Neben kugelförmigem Mozzarella mit einem Stückgewicht von 125 Gramm werden auch Mini-Kugeln mit je 25 Gramm im Beutel angeboten. Für die Gastronomie sind ebenfalls Mozzarella-Blöcke je 400 Gramm erhältlich, die sich als ideal für die Verwendung als Pizza-Belag herausgestellt haben. Für die Antipasti-Platte eignet sich am besten die rollenförmige Variante mit einem Stückgewicht von rund 200 Gramm, die sich leicht in gleichmäßige Scheiben für die Caprese genannte Vorspeise aufschneiden lässt.

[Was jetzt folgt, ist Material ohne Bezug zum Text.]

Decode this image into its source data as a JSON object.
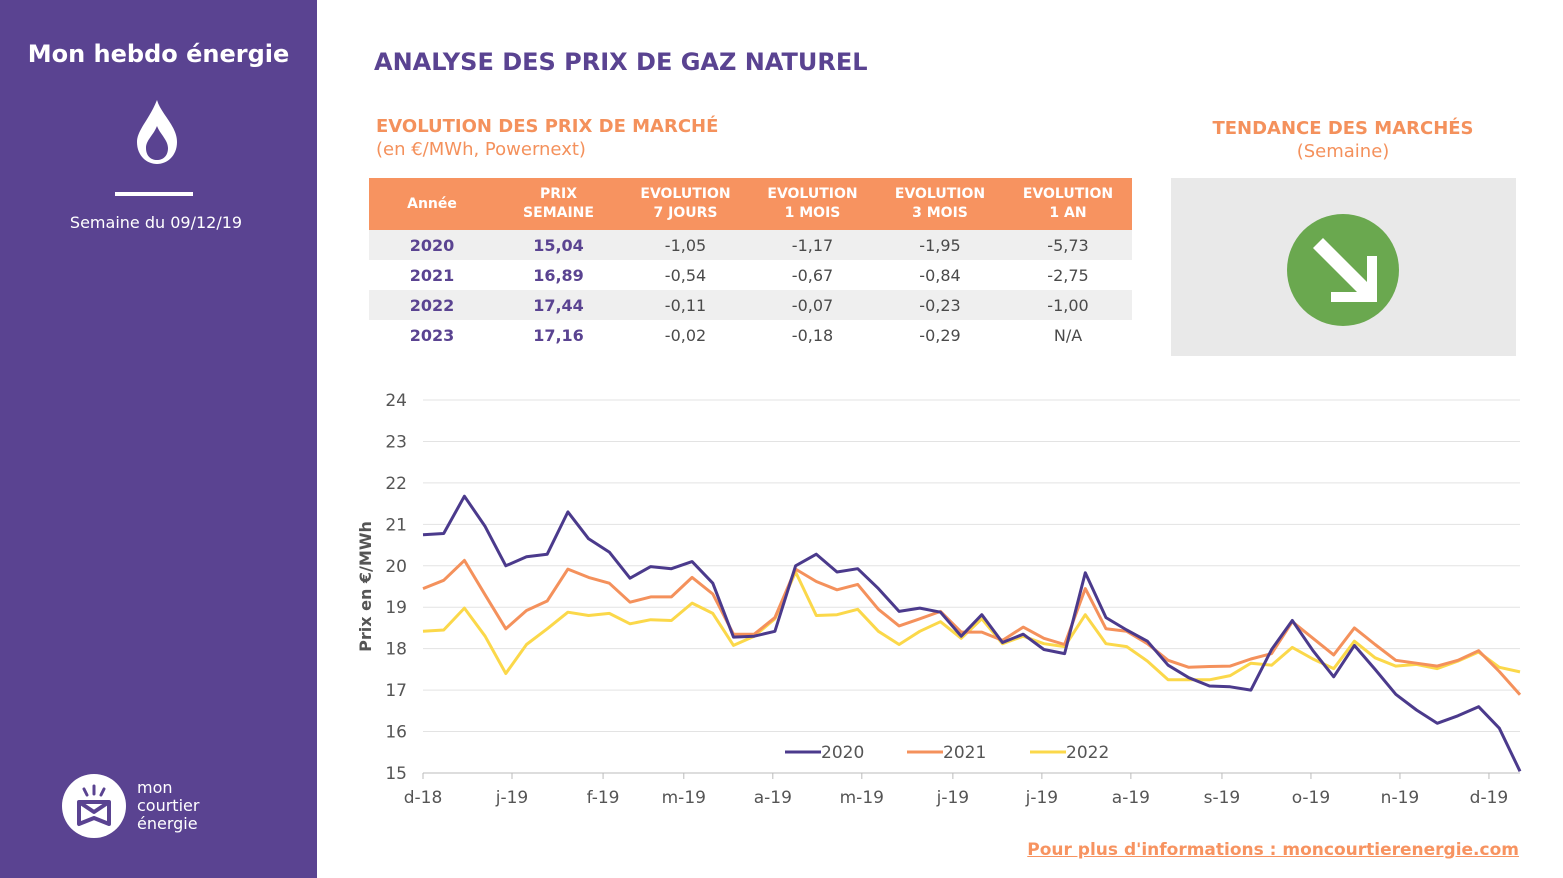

Seit der Lebensmitteleinzelhandel ganzjährig Tomaten und Basilikum frisch anbietet, entwickelte sich der Mozzarella ebenfalls zu einem Ganzjahresprodukt und ist fast in jeder Kühltheke zu jeder Jahreszeit vorhanden. Dies hat auch Auswirkungen auf die ursprünglich saisonale Produktion dieser Käsesorte. Vor allem in Bayern – nach Italien die größte Herstellungsregion für Mozzarella – wirkte sich die Nachfrage auf das Volumen aus. So stieg der Milcheinsatz zur Herstellung des Käsetyps Pasta filata, zu dem neben Mozzarella auch Provolone zählt, in den vergangenen zehn Jahren um 60 %. Im Jahr 2011 wurden dazu allein in Bayern 1 102 998 Tonnen Milch verarbeitet. Lediglich für die Herstellung von Hartkäse wird von den bayrischen Molkereien mehr Milch eingesetzt.

Varianten

Während der nach italienischer Tradition gefertigte Mozzarella di bufala Campana aus Büffelmilch erzeugt wird, kommt die aus Kuhmilch hergestellte Variante unter der Bezeichnung Fior de Latte in den Handel. Eine weitere Spezialität aus Mozzarella sind die geräucherten Versionen Bufala Provola und Mozzarella affumicata. Als Snacks haben sich auch die Mozzarella Sticks mit oder ohne Panade etabliert. Sie werden zumeist als Tiefkühlware angeboten und eignen sich zum Backen oder Frittieren.